Am schwierigsten war es, überhaupt einen geeigneten Platz für das Projekt zu finden, berichtet Wolf. Weil der einerseits weit genug draußen, auf dem Land, sein sollte – und trotzdem nah genug an einer großen Stadt, damit die 120 Mitarbeiter, die "Newtopia" hinter den Kulissen im Schichtbetrieb am Laufen halten, problemlos anreisen können. Seit einem Jahr laufen die Vorbereitungen. Zahlreiche Baungenehmigungen wurden eingeholt, der Bürgermeister des Orts hat seine Zustimmung gegeben, der Landrat weiß Bescheid, die Feuerwehr war schon da, und die Naturschutzbehörde hat zur Auflage gemacht, dass während der Bauphase die dort heimische gemeine Waldeidechse umgesiedelt wird.
Woran man ganz gut erkennen kann, wie sehr Sat.1 an den Erfolg seines durchaus gewagten Vorhabens glaubt.
Dass die Wahl des Produktionsorts diesmal nicht auf Köln gefallen ist, lag auch an der besseren Glasfaseranbindung im Berliner Umland. Die ist nötig, um das Geschehen ins Fernsehen und mit vier parallel laufenden Livestreams ununterbrochen ins Netz zu bringen. Wenn das Experiment gelingt, wird das Waldstück deshalb nicht nur für die TV-Kandidaten eine zeitlang zum Zuhause. (Das Experiment ist vorerst auf ein Jahr angelegt.) Sondern auch für die Leute vom Fernsehen, die in den Containern dafür sorgen, dass die Außenwelt erfährt, was in "Newtopia" los ist.
Die 138 Produktionscontainer verfügen über ein eigenes Verpflegungszelt, Ausruhmöglichkeiten in den Schlafräumen 1 bis 3 und eine mit Monitoren vollgestopfte Regie, in der Storyline Producer bestimmen, welche Geschichten es auf den Schirm schaffen. An einer Wand hängt ein laminierter Zettel, auf dem täglich notiert wird, wieviele Facebook-Fans und Twitter-Follower die Show aktuell hat: 19.157, 1609. Da geht noch was. Zwischen der Waldtechnikzentrale und der Scheune liegen nur wenige Meter Luftlinie. Damit die "Pioniere" nicht zuviel vom Fernsehbetrieb mitbekommen, schirmt ein schwarz verhängtes Gerüst die beiden Seiten voneinander ab, das vor allem als Lichtblockade dient.
Sobald "Newtopia" tatsächlich startet, wird aus dem bis ins Detail vorbereiteten Projekt aber wieder ein unberechenbares – weil die Macher täglich darauf vertrauen müssen, dass sich genügend Erzählenswertes ergibt, um damit werktäglich eine einstündige Sendung zu füllen.

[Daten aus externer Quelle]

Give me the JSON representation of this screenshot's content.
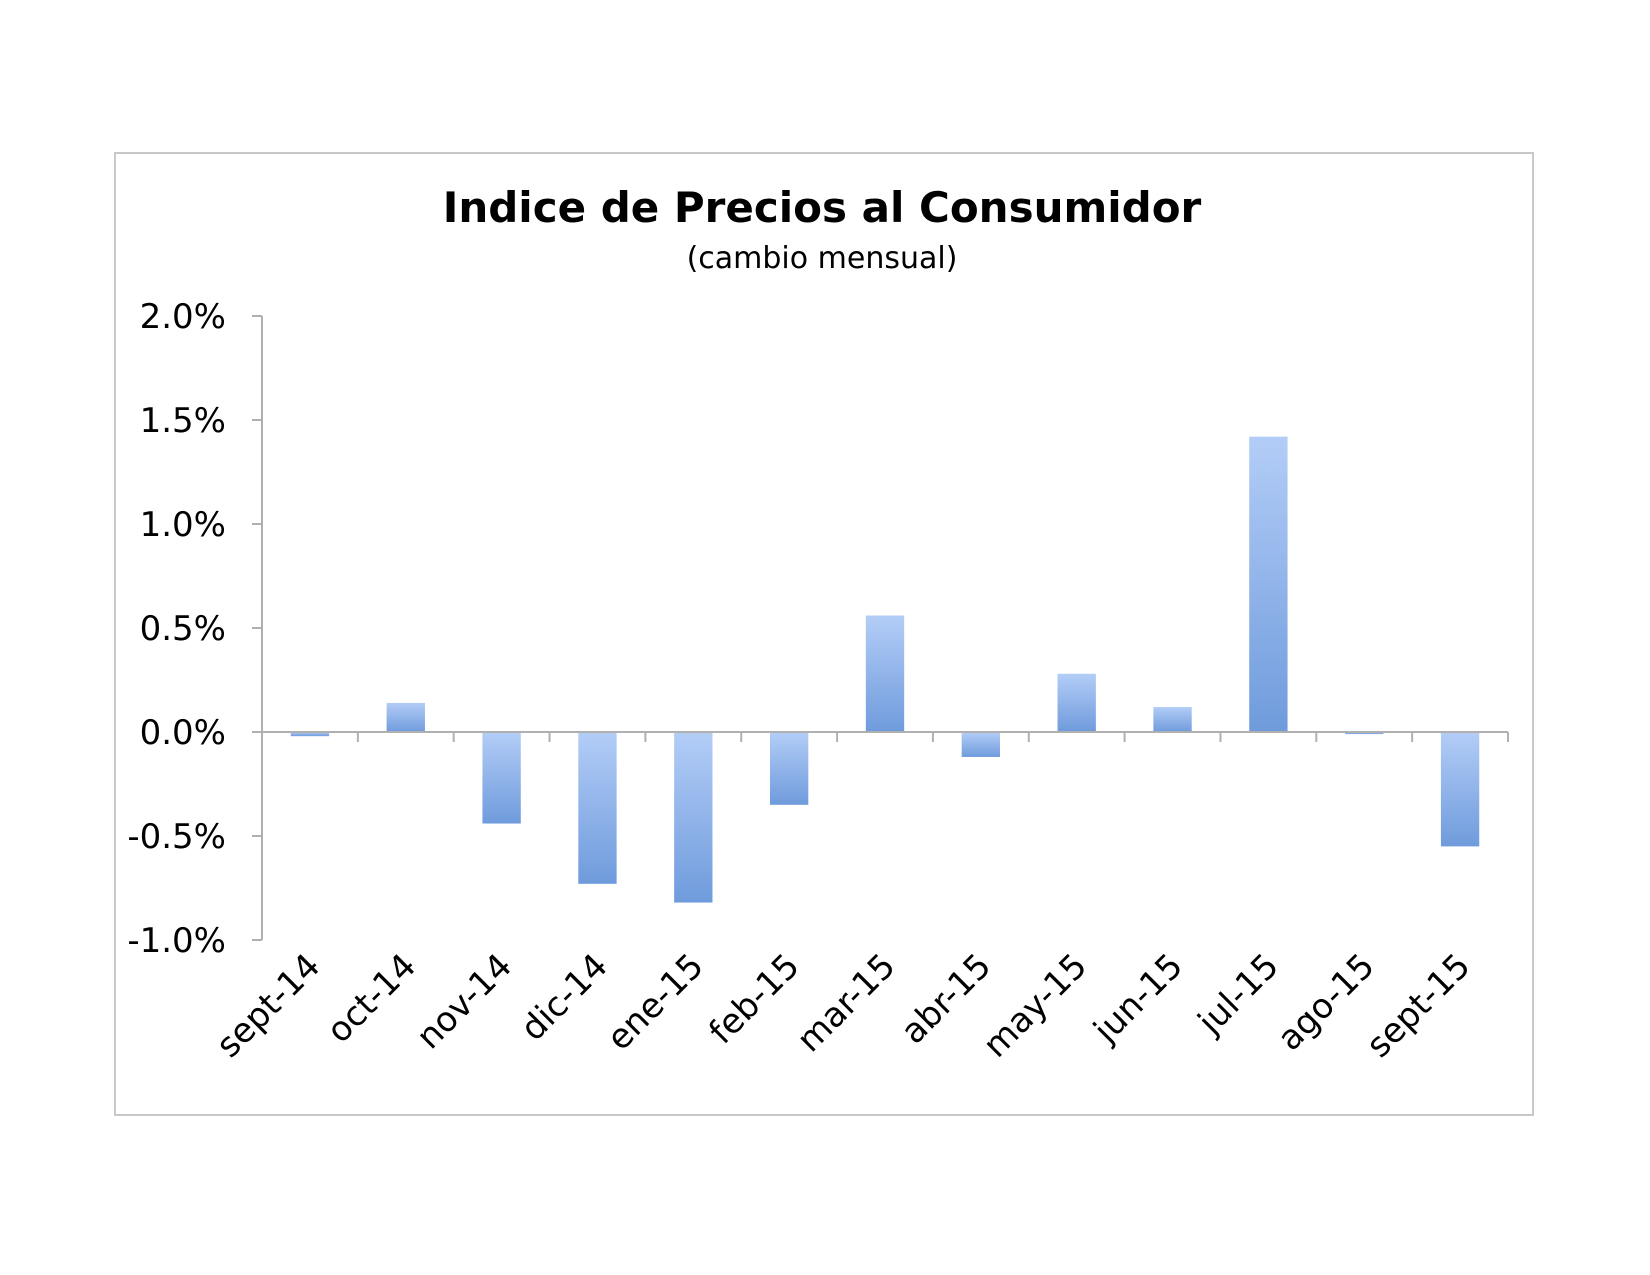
{
  "chart_data": {
    "type": "bar",
    "title": "Indice de Precios al Consumidor",
    "subtitle": "(cambio mensual)",
    "xlabel": "",
    "ylabel": "",
    "categories": [
      "sept-14",
      "oct-14",
      "nov-14",
      "dic-14",
      "ene-15",
      "feb-15",
      "mar-15",
      "abr-15",
      "may-15",
      "jun-15",
      "jul-15",
      "ago-15",
      "sept-15"
    ],
    "values": [
      -0.02,
      0.14,
      -0.44,
      -0.73,
      -0.82,
      -0.35,
      0.56,
      -0.12,
      0.28,
      0.12,
      1.42,
      -0.01,
      -0.55
    ],
    "ylim": [
      -1.0,
      2.0
    ],
    "yticks": [
      2.0,
      1.5,
      1.0,
      0.5,
      0.0,
      -0.5,
      -1.0
    ],
    "ytick_labels": [
      "2.0%",
      "1.5%",
      "1.0%",
      "0.5%",
      "0.0%",
      "-0.5%",
      "-1.0%"
    ],
    "grid": false,
    "legend": "none",
    "bar_color_top": "#b3cdf7",
    "bar_color_bottom": "#6f9bdc"
  }
}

Anfangs dürfte das noch kein Problem sein, weil die Bewohner sich noch kennenlernen und zurechtfinden müssen. Ab einem gewissen Punkt wird aber alleine der begrenzte Aktionsradius zu Einschränkungen führen. Allerdings ist "Newtopia" nicht komplett von der Außenwelt abgeschirmt, im Gegenteil: Der Kontakt ist sogar erwünscht, Telefon und sogar Internetanschluss sind erlaubt – wenn die Kandidaten das denn organisiert kriegen und bezahlen können.

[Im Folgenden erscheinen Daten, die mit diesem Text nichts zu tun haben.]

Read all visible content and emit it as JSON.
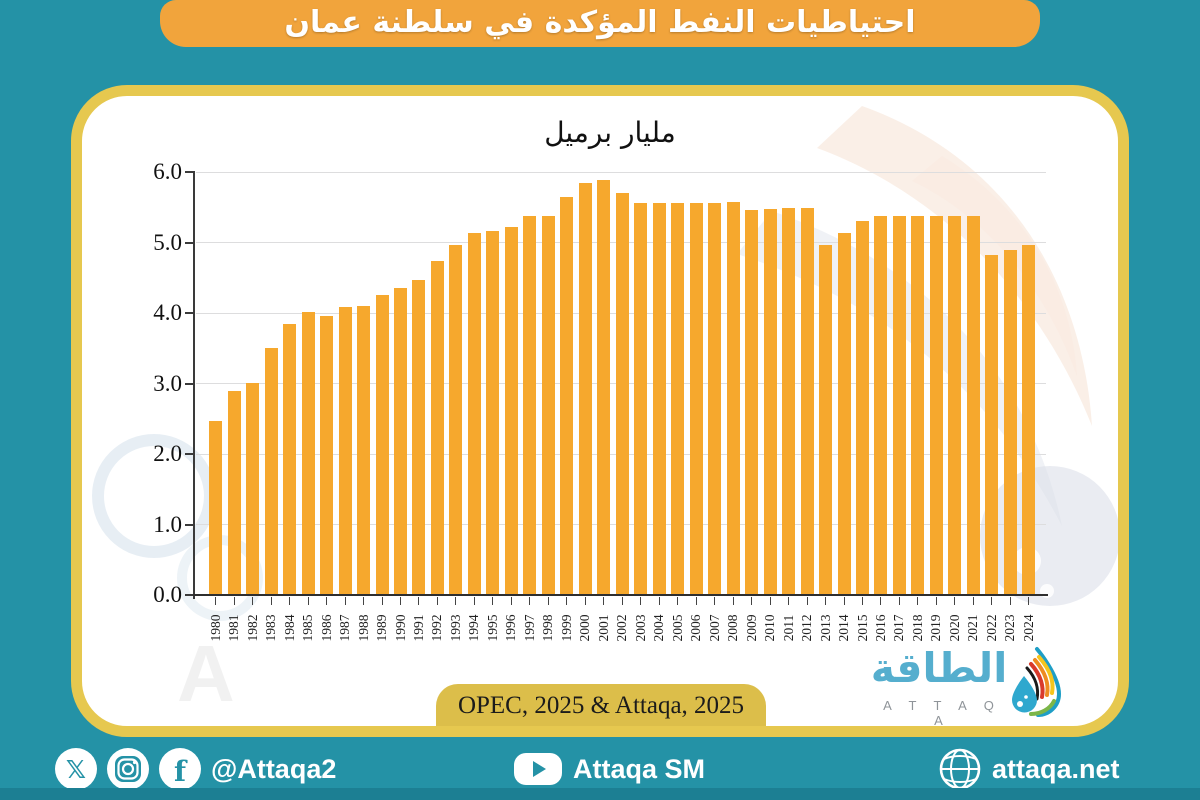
{
  "banner": {
    "title": "احتياطيات النفط المؤكدة في سلطنة عمان"
  },
  "chart_data": {
    "type": "bar",
    "title": "مليار برميل",
    "xlabel": "",
    "ylabel": "مليار برميل",
    "ylim": [
      0,
      6
    ],
    "ytick_step": 1.0,
    "grid": true,
    "bar_color": "#F6A82D",
    "categories": [
      "1980",
      "1981",
      "1982",
      "1983",
      "1984",
      "1985",
      "1986",
      "1987",
      "1988",
      "1989",
      "1990",
      "1991",
      "1992",
      "1993",
      "1994",
      "1995",
      "1996",
      "1997",
      "1998",
      "1999",
      "2000",
      "2001",
      "2002",
      "2003",
      "2004",
      "2005",
      "2006",
      "2007",
      "2008",
      "2009",
      "2010",
      "2011",
      "2012",
      "2013",
      "2014",
      "2015",
      "2016",
      "2017",
      "2018",
      "2019",
      "2020",
      "2021",
      "2022",
      "2023",
      "2024"
    ],
    "values": [
      2.47,
      2.9,
      3.0,
      3.5,
      3.85,
      4.02,
      3.96,
      4.08,
      4.1,
      4.26,
      4.36,
      4.47,
      4.74,
      4.97,
      5.14,
      5.17,
      5.22,
      5.38,
      5.38,
      5.65,
      5.84,
      5.89,
      5.7,
      5.56,
      5.56,
      5.56,
      5.56,
      5.56,
      5.57,
      5.46,
      5.48,
      5.49,
      5.49,
      4.97,
      5.14,
      5.3,
      5.37,
      5.37,
      5.37,
      5.37,
      5.37,
      5.37,
      4.82,
      4.89,
      4.97
    ]
  },
  "source": {
    "label": "OPEC, 2025 & Attaqa, 2025"
  },
  "logo": {
    "arabic": "الطاقة",
    "latin": "A T T A Q A"
  },
  "footer": {
    "social_handle": "@Attaqa2",
    "youtube_label": "Attaqa SM",
    "website_label": "attaqa.net"
  },
  "colors": {
    "background_teal": "#2492A6",
    "gold_border": "#E6C84F",
    "banner_orange": "#F1A43C",
    "bar_orange": "#F6A82D",
    "source_pill": "#DCBE4A",
    "logo_blue": "#55AECE"
  }
}
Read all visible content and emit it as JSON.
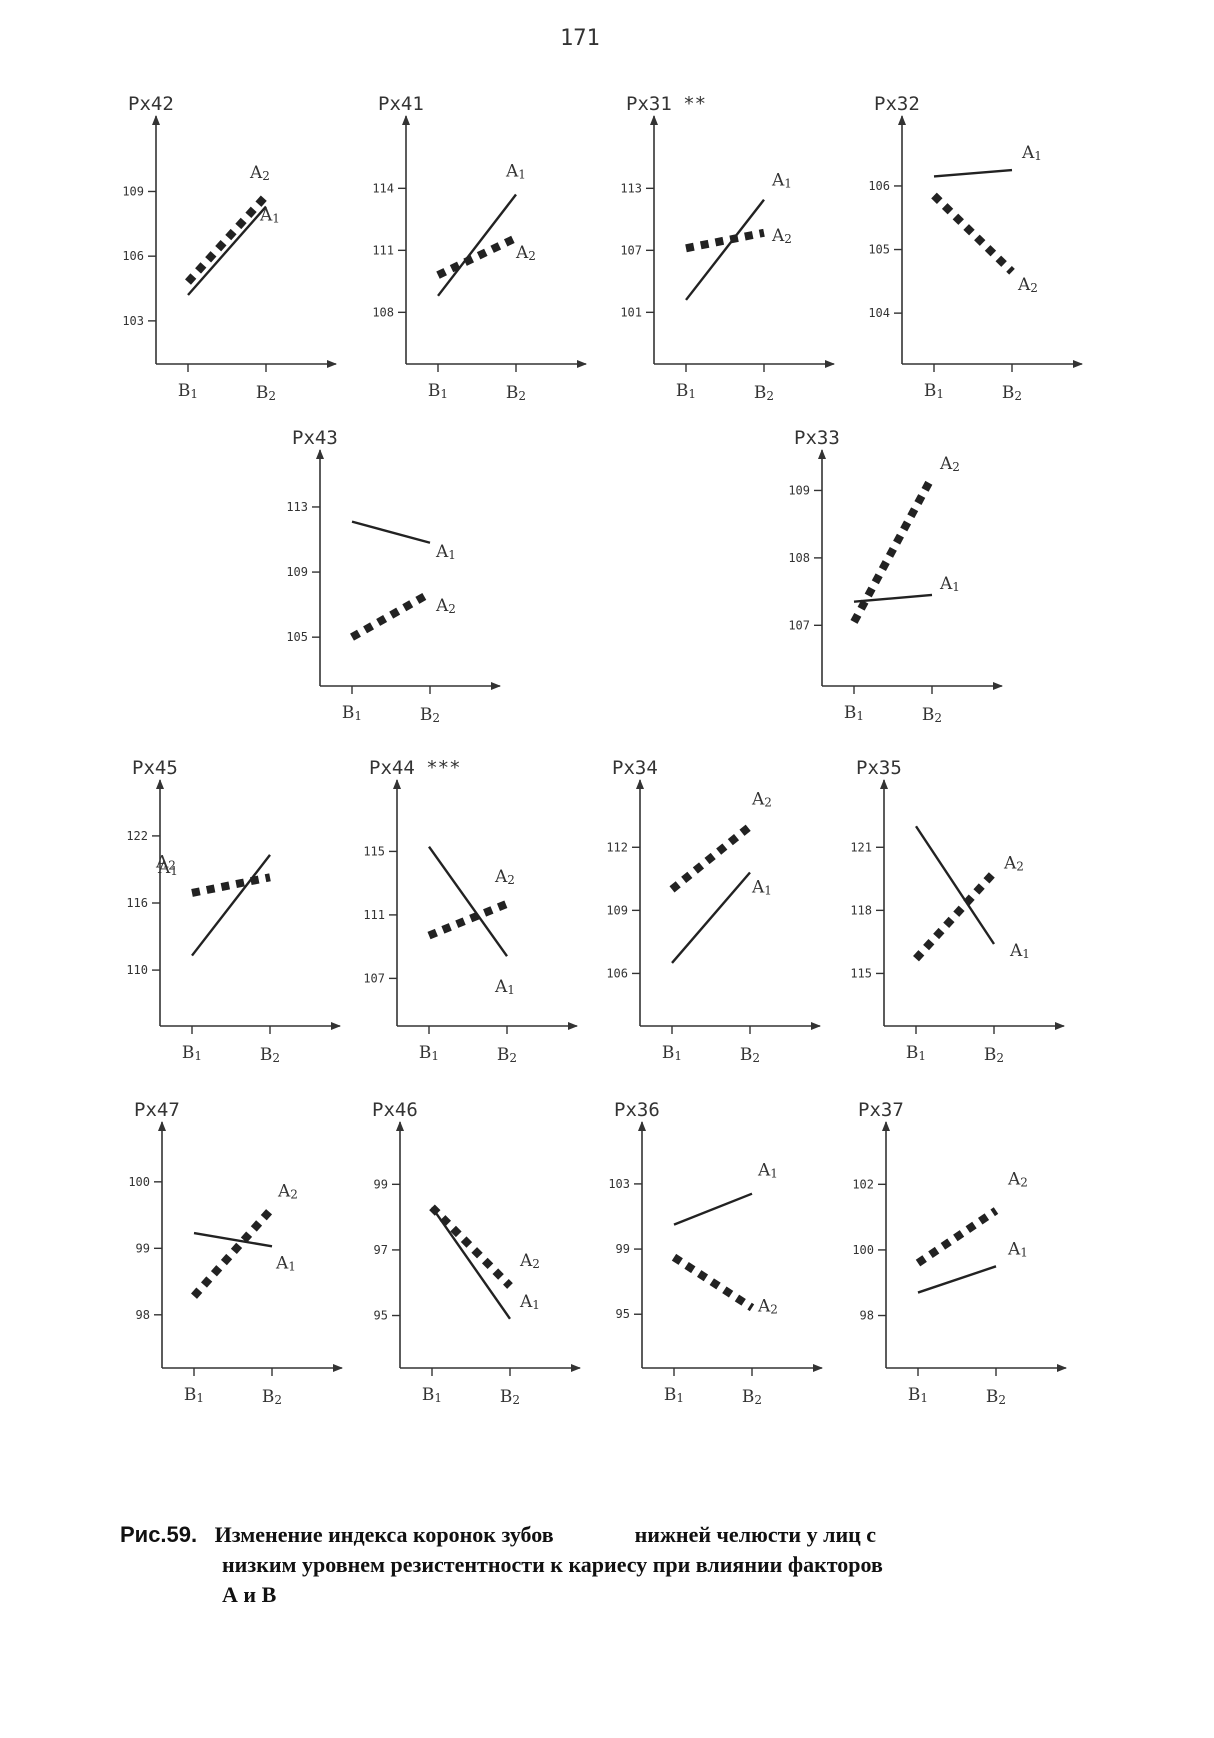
{
  "page_number": "171",
  "caption": {
    "label": "Рис.59.",
    "line1a": "Изменение индекса коронок зубов",
    "line1b": "нижней челюсти у лиц с",
    "line2": "низким уровнем резистентности к кариесу при влиянии факторов",
    "line3": "А и В"
  },
  "colors": {
    "line": "#222222",
    "axis": "#333333",
    "background": "#ffffff"
  },
  "chart_data": [
    {
      "type": "line",
      "title": "Px42",
      "categories": [
        "B1",
        "B2"
      ],
      "yticks": [
        103,
        106,
        109
      ],
      "ylim": [
        101,
        112.5
      ],
      "series": [
        {
          "name": "A2",
          "style": "dotted",
          "values": [
            104.8,
            108.8
          ]
        },
        {
          "name": "A1",
          "style": "solid",
          "values": [
            104.2,
            108.3
          ]
        }
      ]
    },
    {
      "type": "line",
      "title": "Px41",
      "categories": [
        "B1",
        "B2"
      ],
      "yticks": [
        108,
        111,
        114
      ],
      "ylim": [
        105.5,
        117.5
      ],
      "series": [
        {
          "name": "A1",
          "style": "solid",
          "values": [
            108.8,
            113.7
          ]
        },
        {
          "name": "A2",
          "style": "dotted",
          "values": [
            109.8,
            111.6
          ]
        }
      ]
    },
    {
      "type": "line",
      "title": "Px31 **",
      "categories": [
        "B1",
        "B2"
      ],
      "yticks": [
        101,
        107,
        113
      ],
      "ylim": [
        96,
        120
      ],
      "series": [
        {
          "name": "A1",
          "style": "solid",
          "values": [
            102.2,
            111.9
          ]
        },
        {
          "name": "A2",
          "style": "dotted",
          "values": [
            107.2,
            108.7
          ]
        }
      ]
    },
    {
      "type": "line",
      "title": "Px32",
      "categories": [
        "B1",
        "B2"
      ],
      "yticks": [
        104,
        105,
        106
      ],
      "ylim": [
        103.2,
        107.1
      ],
      "series": [
        {
          "name": "A1",
          "style": "solid",
          "values": [
            106.15,
            106.25
          ]
        },
        {
          "name": "A2",
          "style": "dotted",
          "values": [
            105.85,
            104.65
          ]
        }
      ]
    },
    {
      "type": "line",
      "title": "Px43",
      "categories": [
        "B1",
        "B2"
      ],
      "yticks": [
        105,
        109,
        113
      ],
      "ylim": [
        102,
        116.5
      ],
      "series": [
        {
          "name": "A1",
          "style": "solid",
          "values": [
            112.1,
            110.8
          ]
        },
        {
          "name": "A2",
          "style": "dotted",
          "values": [
            105.0,
            107.7
          ]
        }
      ]
    },
    {
      "type": "line",
      "title": "Px33",
      "categories": [
        "B1",
        "B2"
      ],
      "yticks": [
        107,
        108,
        109
      ],
      "ylim": [
        106.1,
        109.6
      ],
      "series": [
        {
          "name": "A1",
          "style": "solid",
          "values": [
            107.35,
            107.45
          ]
        },
        {
          "name": "A2",
          "style": "dotted",
          "values": [
            107.05,
            109.2
          ]
        }
      ]
    },
    {
      "type": "line",
      "title": "Px45",
      "categories": [
        "B1",
        "B2"
      ],
      "yticks": [
        110,
        116,
        122
      ],
      "ylim": [
        105,
        127
      ],
      "series": [
        {
          "name": "A1",
          "style": "solid",
          "values": [
            111.3,
            120.3
          ]
        },
        {
          "name": "A2",
          "style": "dotted",
          "values": [
            116.9,
            118.3
          ]
        }
      ]
    },
    {
      "type": "line",
      "title": "Px44 ***",
      "categories": [
        "B1",
        "B2"
      ],
      "yticks": [
        107,
        111,
        115
      ],
      "ylim": [
        104,
        119.5
      ],
      "series": [
        {
          "name": "A1",
          "style": "solid",
          "values": [
            115.3,
            108.4
          ]
        },
        {
          "name": "A2",
          "style": "dotted",
          "values": [
            109.7,
            111.7
          ]
        }
      ]
    },
    {
      "type": "line",
      "title": "Px34",
      "categories": [
        "B1",
        "B2"
      ],
      "yticks": [
        106,
        109,
        112
      ],
      "ylim": [
        103.5,
        115.2
      ],
      "series": [
        {
          "name": "A1",
          "style": "solid",
          "values": [
            106.5,
            110.8
          ]
        },
        {
          "name": "A2",
          "style": "dotted",
          "values": [
            110.0,
            113.0
          ]
        }
      ]
    },
    {
      "type": "line",
      "title": "Px35",
      "categories": [
        "B1",
        "B2"
      ],
      "yticks": [
        115,
        118,
        121
      ],
      "ylim": [
        112.5,
        124.2
      ],
      "series": [
        {
          "name": "A1",
          "style": "solid",
          "values": [
            122.0,
            116.4
          ]
        },
        {
          "name": "A2",
          "style": "dotted",
          "values": [
            115.7,
            119.8
          ]
        }
      ]
    },
    {
      "type": "line",
      "title": "Px47",
      "categories": [
        "B1",
        "B2"
      ],
      "yticks": [
        98,
        99,
        100
      ],
      "ylim": [
        97.2,
        100.9
      ],
      "series": [
        {
          "name": "A1",
          "style": "solid",
          "values": [
            99.23,
            99.03
          ]
        },
        {
          "name": "A2",
          "style": "dotted",
          "values": [
            98.28,
            99.6
          ]
        }
      ]
    },
    {
      "type": "line",
      "title": "Px46",
      "categories": [
        "B1",
        "B2"
      ],
      "yticks": [
        95,
        97,
        99
      ],
      "ylim": [
        93.4,
        100.9
      ],
      "series": [
        {
          "name": "A1",
          "style": "solid",
          "values": [
            98.3,
            94.9
          ]
        },
        {
          "name": "A2",
          "style": "dotted",
          "values": [
            98.3,
            95.9
          ]
        }
      ]
    },
    {
      "type": "line",
      "title": "Px36",
      "categories": [
        "B1",
        "B2"
      ],
      "yticks": [
        95,
        99,
        103
      ],
      "ylim": [
        91.7,
        106.8
      ],
      "series": [
        {
          "name": "A1",
          "style": "solid",
          "values": [
            100.5,
            102.4
          ]
        },
        {
          "name": "A2",
          "style": "dotted",
          "values": [
            98.5,
            95.4
          ]
        }
      ]
    },
    {
      "type": "line",
      "title": "Px37",
      "categories": [
        "B1",
        "B2"
      ],
      "yticks": [
        98,
        100,
        102
      ],
      "ylim": [
        96.4,
        103.9
      ],
      "series": [
        {
          "name": "A1",
          "style": "solid",
          "values": [
            98.7,
            99.5
          ]
        },
        {
          "name": "A2",
          "style": "dotted",
          "values": [
            99.6,
            101.2
          ]
        }
      ]
    }
  ]
}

In den Niederlanden haben die "Pioniere" auf ihrem Gelände einen Wochenmarkt veranstaltet, um mit selbst hergestellten Produkten Geld zu verdienen und ihren Hof weiter ausbauen zu können. Unerwünschte Besucher sollen derweil mit hohen Zäunen und Wachposten ferngehalten. Ob es die überhaupt geben wird, stellt sich heraus, wenn "Newtopia" übernächste Woche auf Sendung geht.